Entropy Sharing

Entropy Sharing

For running small single-purpose applications, I tend to fire up new Digital Ocean VPSes. However, VPSes tend to have poor and disfunctional PRNGs. I needed a way to get entropy from a higher-quality PRNG to these VPSes, particularly since one runs an instance of cfssl} that’s used for generating keys. Fortunately, the CryptoCape has a TPM with a HWRNG, and several other fun hardware crypto chips that can be mixed into the operating system PRNG, and this can be used to my advantage.

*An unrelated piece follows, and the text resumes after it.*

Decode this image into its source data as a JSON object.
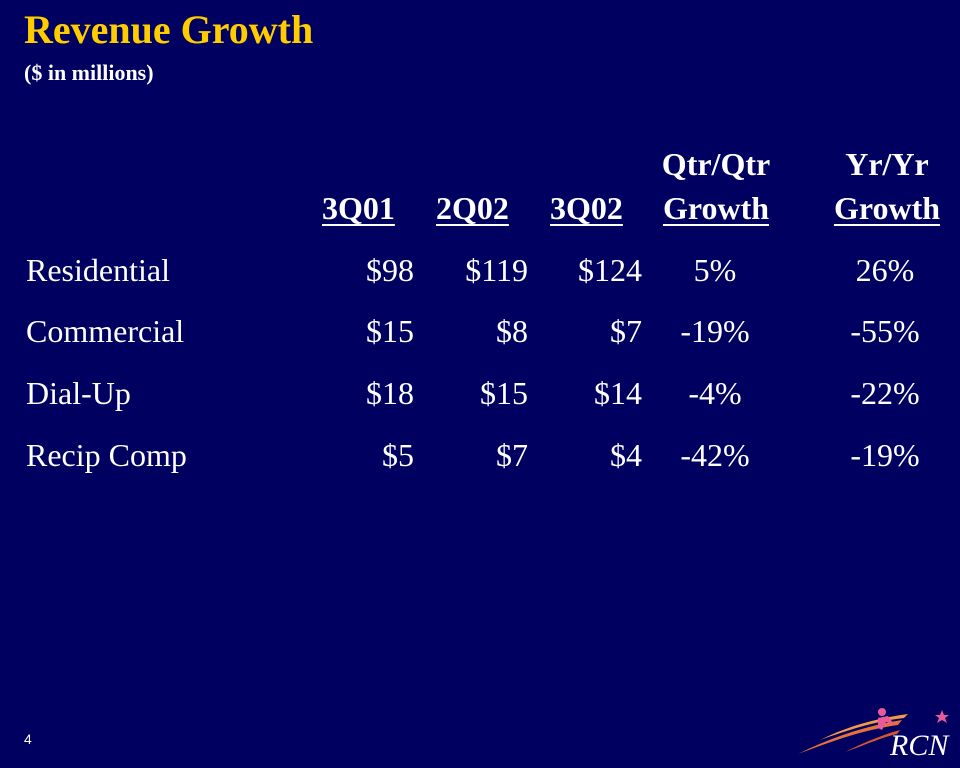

I ended up building a system to use the CryptoCape and a Beaglebone to distribute randomness to the VPSes, which run a server program (the “sink” that listens for incoming connections; the BBB runs a dæmon (the “source”) that periodically (every six hours) sends a packet of random data to the VPSes. The BBB has a signing RSA key, which I plan on migrating to a TPM signature key later, and each VPS has a Curve25519 key pair to which entropy packets are encrypted.}

The randomness packets are defined as

packet ::= SEQUENCE {
       timestamp INTEGER        -- int64
       counter   INTEGER        -- int64
       chunk     OCTET STRING   -- [1024]byte

When the source prepares a new randomness packet, it signs the packet with its signature key, generates an ephemeral encryption keypair, and encrypts the packet to the appropriate sink. Naturally, a new packet is prepared for each sink that the source is tracking. A 16-bit unsigned integer indicating the length of the packet is written to the sink first, followed by the encrypted packet. The sink decrypts the packet and checks its signature, ensures the counter hasn’t regressed, and verifies that the timestamp is within an acceptable drift range. If all goes well, the chunk of randomness is written to the system PRNG. A packet containing 1K of random data is serialised to 1041 bytes; after being signed and encrypted, it is 1381 bytes.

The source runs a copy of the Fortuna PRNG, stirring in entropy occasionally from the system PRNG and the TPM. In the future, I’d like to add a Fortuna source that reads data from the ATSHA204 on the cape.

The first proof-of-concept version of this code is available on Github. This proof of concept works, but there are some improvements planned:

  1. The code is a first pass, mashing together a few other projects, and the code could do with some serious cleaning.

  2. The sinks should use TLS-protected HTTPS endpoints with client authentication.

  3. The TPM should be used for packet signatures.

  4. The ATSHA204 should be used as another source of entropy.